Christmas comes early for Agricultural Employers?

11 Dec 2013

Agricultural and horticultural workers may not be overly joyful this Christmas. On 25 June 2013 the Agricultural Wages Board (AWB), which has set minimum wages and other terms and conditions of their employment since 1948, was dissolved.

The Government also abolished the Agricultural Wages Order (AWO) from 1 October 2013. Historically the AWO set a system of grades with different pay scales and overtime rates. It also set holidays for agricultural workers. Habitually pay and holidays under the AWO were greater than under the National Minimum Wage Act 1998 and the Working Time Regulations 1998 which now set the minimum standards.

Agricultural workers will no longer receive automatic pay rises, sick pay and holiday rights under the AWO. Instead their terms will be governed by the same employment law that applies to other sectors of the economy.
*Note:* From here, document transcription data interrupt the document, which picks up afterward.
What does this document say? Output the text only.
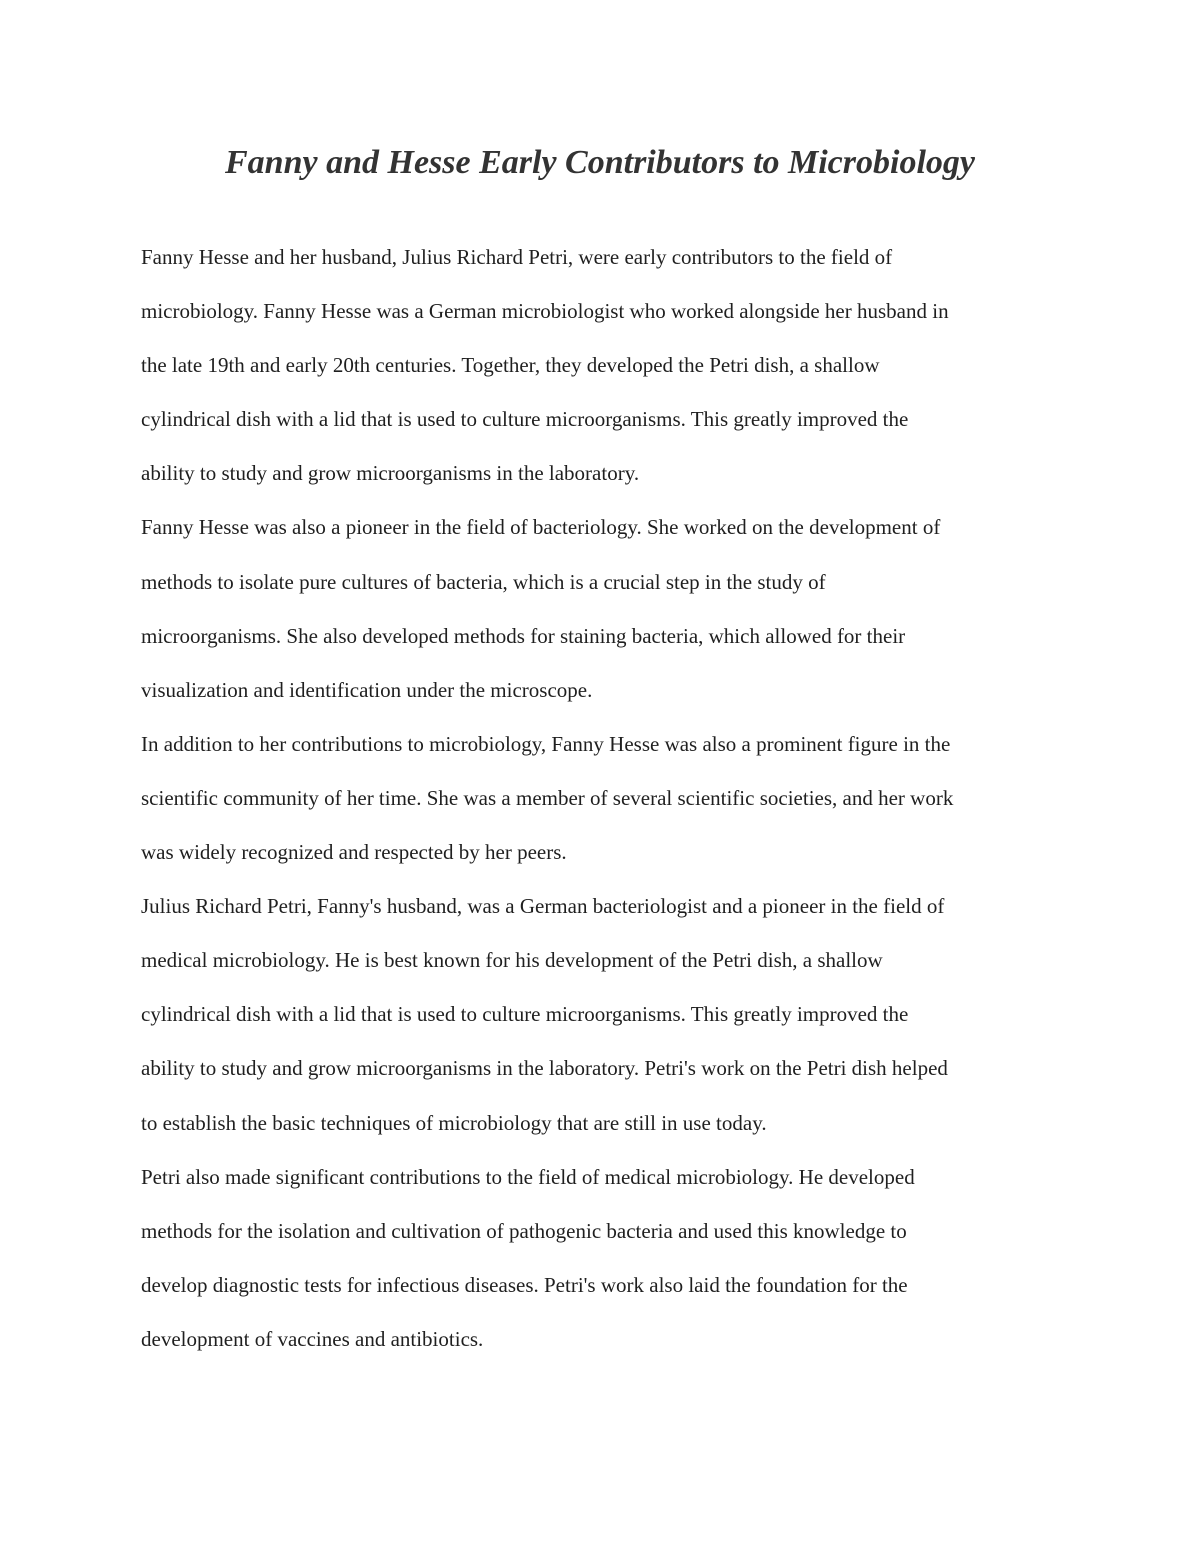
Fanny and Hesse Early Contributors to Microbiology
Fanny Hesse and her husband, Julius Richard Petri, were early contributors to the field of
microbiology. Fanny Hesse was a German microbiologist who worked alongside her husband in
the late 19th and early 20th centuries. Together, they developed the Petri dish, a shallow
cylindrical dish with a lid that is used to culture microorganisms. This greatly improved the
ability to study and grow microorganisms in the laboratory.
Fanny Hesse was also a pioneer in the field of bacteriology. She worked on the development of
methods to isolate pure cultures of bacteria, which is a crucial step in the study of
microorganisms. She also developed methods for staining bacteria, which allowed for their
visualization and identification under the microscope.
In addition to her contributions to microbiology, Fanny Hesse was also a prominent figure in the
scientific community of her time. She was a member of several scientific societies, and her work
was widely recognized and respected by her peers.
Julius Richard Petri, Fanny's husband, was a German bacteriologist and a pioneer in the field of
medical microbiology. He is best known for his development of the Petri dish, a shallow
cylindrical dish with a lid that is used to culture microorganisms. This greatly improved the
ability to study and grow microorganisms in the laboratory. Petri's work on the Petri dish helped
to establish the basic techniques of microbiology that are still in use today.
Petri also made significant contributions to the field of medical microbiology. He developed
methods for the isolation and cultivation of pathogenic bacteria and used this knowledge to
develop diagnostic tests for infectious diseases. Petri's work also laid the foundation for the
development of vaccines and antibiotics.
Employers may engage new workers on terms negotiated personally to reflect local conditions and individual circumstances – but is this really a gift enabling them to cut overheads by reducing pay and conditions as some have suggested?
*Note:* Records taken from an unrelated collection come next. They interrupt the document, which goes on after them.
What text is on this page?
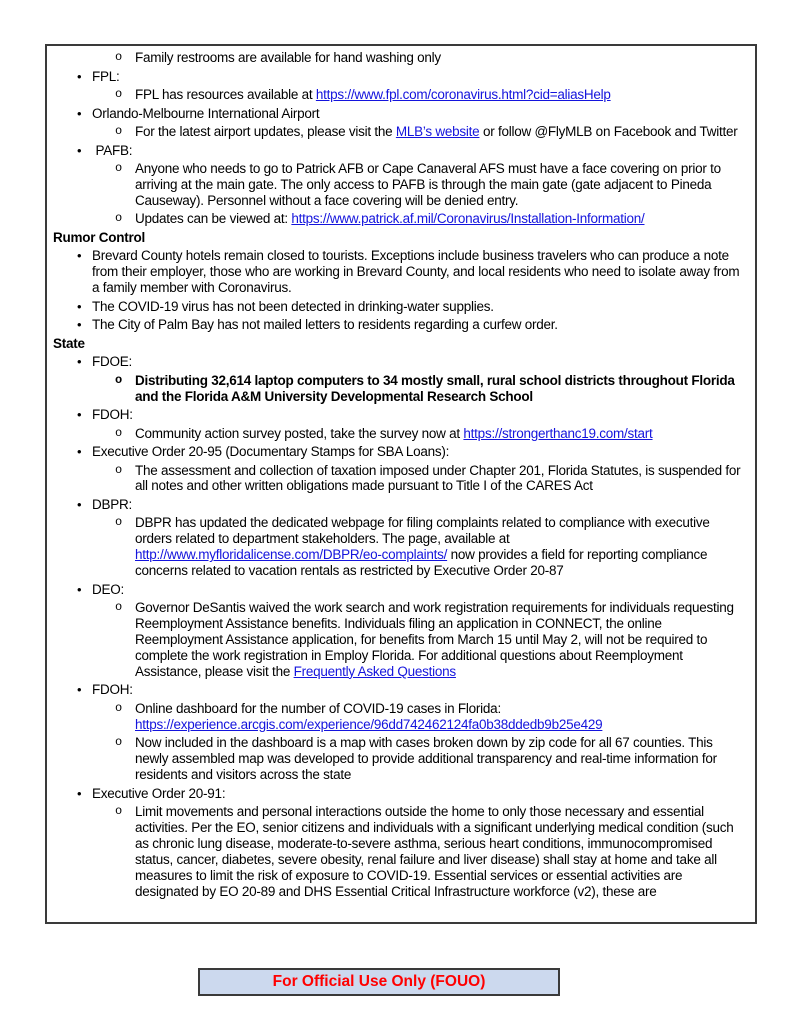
o Family restrooms are available for hand washing only
• FPL:
o FPL has resources available at https://www.fpl.com/coronavirus.html?cid=aliasHelp
• Orlando-Melbourne International Airport
o For the latest airport updates, please visit the MLB’s website or follow @FlyMLB on Facebook and Twitter
• PAFB:
o Anyone who needs to go to Patrick AFB or Cape Canaveral AFS must have a face covering on prior to arriving at the main gate. The only access to PAFB is through the main gate (gate adjacent to Pineda Causeway). Personnel without a face covering will be denied entry.
o Updates can be viewed at: https://www.patrick.af.mil/Coronavirus/Installation-Information/
Rumor Control
• Brevard County hotels remain closed to tourists. Exceptions include business travelers who can produce a note from their employer, those who are working in Brevard County, and local residents who need to isolate away from a family member with Coronavirus.
• The COVID-19 virus has not been detected in drinking-water supplies.
• The City of Palm Bay has not mailed letters to residents regarding a curfew order.
State
• FDOE:
o Distributing 32,614 laptop computers to 34 mostly small, rural school districts throughout Florida and the Florida A&M University Developmental Research School
• FDOH:
o Community action survey posted, take the survey now at https://strongerthanc19.com/start
• Executive Order 20-95 (Documentary Stamps for SBA Loans):
o The assessment and collection of taxation imposed under Chapter 201, Florida Statutes, is suspended for all notes and other written obligations made pursuant to Title I of the CARES Act
• DBPR:
o DBPR has updated the dedicated webpage for filing complaints related to compliance with executive orders related to department stakeholders. The page, available at http://www.myfloridalicense.com/DBPR/eo-complaints/ now provides a field for reporting compliance concerns related to vacation rentals as restricted by Executive Order 20-87
• DEO:
o Governor DeSantis waived the work search and work registration requirements for individuals requesting Reemployment Assistance benefits. Individuals filing an application in CONNECT, the online Reemployment Assistance application, for benefits from March 15 until May 2, will not be required to complete the work registration in Employ Florida. For additional questions about Reemployment Assistance, please visit the Frequently Asked Questions
• FDOH:
o Online dashboard for the number of COVID-19 cases in Florida: https://experience.arcgis.com/experience/96dd742462124fa0b38ddedb9b25e429
o Now included in the dashboard is a map with cases broken down by zip code for all 67 counties. This newly assembled map was developed to provide additional transparency and real-time information for residents and visitors across the state
• Executive Order 20-91:
o Limit movements and personal interactions outside the home to only those necessary and essential activities. Per the EO, senior citizens and individuals with a significant underlying medical condition (such as chronic lung disease, moderate-to-severe asthma, serious heart conditions, immunocompromised status, cancer, diabetes, severe obesity, renal failure and liver disease) shall stay at home and take all measures to limit the risk of exposure to COVID-19. Essential services or essential activities are designated by EO 20-89 and DHS Essential Critical Infrastructure workforce (v2), these are
For Official Use Only (FOUO)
Workers employed before 1 October will continue on their current terms unless these are varied by agreement. We don’t think many workers will acquiesce in changes which are obviously detrimental and anyone who tries to retain new staff on less favourable terms than existing staff may find the Equality Act raised against them.

Settling pay and terms now requires a degree of engagement with wider employment law and sometimes a level of consultation which may have been absent from the sector before 1 October.
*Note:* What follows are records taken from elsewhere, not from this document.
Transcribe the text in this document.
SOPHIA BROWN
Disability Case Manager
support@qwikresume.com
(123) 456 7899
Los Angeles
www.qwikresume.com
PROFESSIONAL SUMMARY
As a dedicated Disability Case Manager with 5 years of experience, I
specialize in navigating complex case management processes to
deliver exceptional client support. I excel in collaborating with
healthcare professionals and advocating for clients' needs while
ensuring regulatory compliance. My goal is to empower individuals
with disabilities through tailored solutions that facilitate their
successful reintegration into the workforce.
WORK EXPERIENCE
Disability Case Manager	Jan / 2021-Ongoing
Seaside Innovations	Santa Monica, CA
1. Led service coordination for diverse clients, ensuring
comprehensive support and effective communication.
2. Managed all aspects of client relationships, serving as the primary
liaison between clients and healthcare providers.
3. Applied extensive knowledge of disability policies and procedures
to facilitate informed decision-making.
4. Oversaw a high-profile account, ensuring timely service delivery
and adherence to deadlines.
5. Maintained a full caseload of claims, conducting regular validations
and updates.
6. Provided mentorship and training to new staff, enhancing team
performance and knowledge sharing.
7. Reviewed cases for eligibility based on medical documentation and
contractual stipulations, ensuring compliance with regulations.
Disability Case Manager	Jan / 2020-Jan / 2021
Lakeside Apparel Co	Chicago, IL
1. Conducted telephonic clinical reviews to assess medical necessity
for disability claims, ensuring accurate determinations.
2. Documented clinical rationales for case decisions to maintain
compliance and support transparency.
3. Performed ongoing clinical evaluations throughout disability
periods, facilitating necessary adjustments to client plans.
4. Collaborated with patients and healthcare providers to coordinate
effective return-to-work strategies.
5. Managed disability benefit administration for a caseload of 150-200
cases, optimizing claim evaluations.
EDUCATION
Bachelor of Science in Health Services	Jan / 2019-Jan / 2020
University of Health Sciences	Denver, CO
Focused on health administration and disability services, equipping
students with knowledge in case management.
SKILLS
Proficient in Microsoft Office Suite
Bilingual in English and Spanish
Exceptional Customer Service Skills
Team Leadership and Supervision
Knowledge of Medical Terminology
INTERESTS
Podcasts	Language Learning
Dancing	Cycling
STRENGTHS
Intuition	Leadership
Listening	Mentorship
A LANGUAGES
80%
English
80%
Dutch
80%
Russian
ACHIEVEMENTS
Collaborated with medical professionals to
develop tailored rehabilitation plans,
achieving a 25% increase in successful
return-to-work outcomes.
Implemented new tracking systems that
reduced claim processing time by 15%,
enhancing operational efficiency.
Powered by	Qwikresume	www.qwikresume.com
An early Christmas present? It’s more likely the advent of the law of unintended consequences. There will be a steady erosion of the differentials between AWO conditions and those negotiated in the new marketplace leading to an increase in the incidence of rural poverty and isolation.

Another consequence of the abolition of the AWB is that Agricultural Dwelling House Advisory Committees were closed to new applicants from 1 October but security of tenure under the Rent (Agriculture) Act 1976 remains in place.

The disappearance of the AWB is a significant cultural change for the agricultural and horticultural sector. Prudent employers will take it as an opportunity to review their conditions of employment in the context of the new landscape.